Mais d'un commun accord, nous attendons le "bon moment"...

C'est devenu une habitude de se retrouver chez Hermione et Ron, pour manger ensemble et se raconter nos vies autour d'un bon repas.
Ce soir la conversation tourne d'un même sujet : Malefoy.

Qu'ils lui donnent le Baiser de la Mort sans passer par la case procès, s'emporte Ginny. Ron nous révèle sur le ton de la confidence des informations encore top secrètes qu'il a entendu de l'ami d'un ami qui travaille au Département proche de celui des Aurors.

Deux ans après la chute de Voldemort, si ses principaux soutiens ont été traduits en justice et punis, il reste encore quelques mangemorts éparpillés à travers le monde. Mais les arrestations restent rares. L'arrestation de Malefoy a fuité dans la presse, enfin quelque chose à se mettre sous la dent pour ces pseudo-journalistes.
Tandis que la conversation tourne en boucle sur le sujet, Hermione me demande de l'aide avec le dessert.

Je la suis dans la cuisine, elle coupe la tarte en parts et les dépose dans des assiettes mal assorties.

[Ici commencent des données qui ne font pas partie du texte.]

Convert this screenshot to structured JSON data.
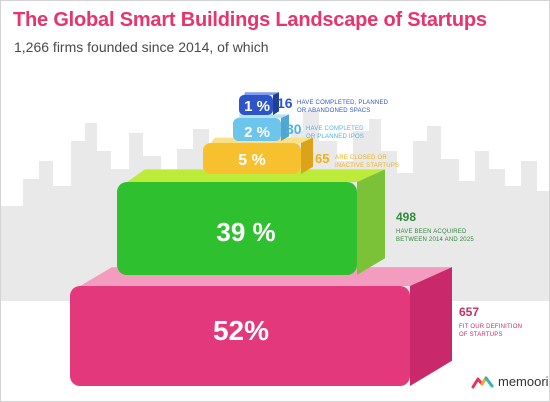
{
  "header": {
    "title": "The Global Smart Buildings Landscape of Startups",
    "subtitle": "1,266 firms founded since 2014, of which"
  },
  "brand": {
    "name": "memoori",
    "logo_colors": [
      "#e6335f",
      "#f7a823",
      "#2fb5b5"
    ]
  },
  "colors": {
    "title": "#e8336c",
    "skyline": "#e9e9e9"
  },
  "chart_data": {
    "type": "bar",
    "title": "The Global Smart Buildings Landscape of Startups",
    "subtitle": "1,266 firms founded since 2014, of which",
    "total": 1266,
    "categories": [
      "HAVE COMPLETED, PLANNED OR ABANDONED SPACS",
      "HAVE COMPLETED OR PLANNED IPOS",
      "ARE CLOSED OR INACTIVE STARTUPS",
      "HAVE BEEN ACQUIRED BETWEEN 2014 AND 2025",
      "FIT OUR DEFINITION OF STARTUPS"
    ],
    "tiers": [
      {
        "percent_label": "1 %",
        "percent": 1,
        "count": "16",
        "desc": [
          "HAVE COMPLETED, PLANNED",
          "OR ABANDONED SPACS"
        ],
        "front": "#2d55c8",
        "top": "#7f9cf0",
        "side": "#1f3f99",
        "label_color": "#2d55c8"
      },
      {
        "percent_label": "2 %",
        "percent": 2,
        "count": "30",
        "desc": [
          "HAVE COMPLETED",
          "OR PLANNED IPOS"
        ],
        "front": "#6dc5ec",
        "top": "#b4e3f7",
        "side": "#4fa6cf",
        "label_color": "#4db3e0"
      },
      {
        "percent_label": "5 %",
        "percent": 5,
        "count": "65",
        "desc": [
          "ARE CLOSED OR",
          "INACTIVE STARTUPS"
        ],
        "front": "#f7c02e",
        "top": "#fbe08a",
        "side": "#dba21a",
        "label_color": "#f0b019"
      },
      {
        "percent_label": "39 %",
        "percent": 39,
        "count": "498",
        "desc": [
          "HAVE BEEN ACQUIRED",
          "BETWEEN 2014 AND 2025"
        ],
        "front": "#2ec02e",
        "top": "#bdeb3a",
        "side": "#7cc239",
        "label_color": "#2e8b3a"
      },
      {
        "percent_label": "52%",
        "percent": 52,
        "count": "657",
        "desc": [
          "FIT OUR DEFINITION",
          "OF STARTUPS"
        ],
        "front": "#e3387c",
        "top": "#f49cc0",
        "side": "#c9286a",
        "label_color": "#c22f6a"
      }
    ]
  }
}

- Harry, il faut que je te dise quelque chose.

Je fronce les sourcils.

- C'est Malefoy. Son interrogatoire se passe mal, il n'est pas très coopératif. Il pourrait être muet comme une tombe comme la plupart des mangemorts, mais lui dit qu'il veut te voir. Il ne veut parler qu'avec toi. Shacklebot m'a demandé de te prévenir et que tu passes au Ministère dès que tu peux...
- Moi ? je croasse. Mais pourquoi ? Je veux dire, non ! Je ne vois pas pourquoi il me demande...
- Je n'en sais pas plus Harry.... tu peux passer aux premières heures demain ?

La soirée continue, mais mon cerveau est bloqué sur cette information. Il veut te voir.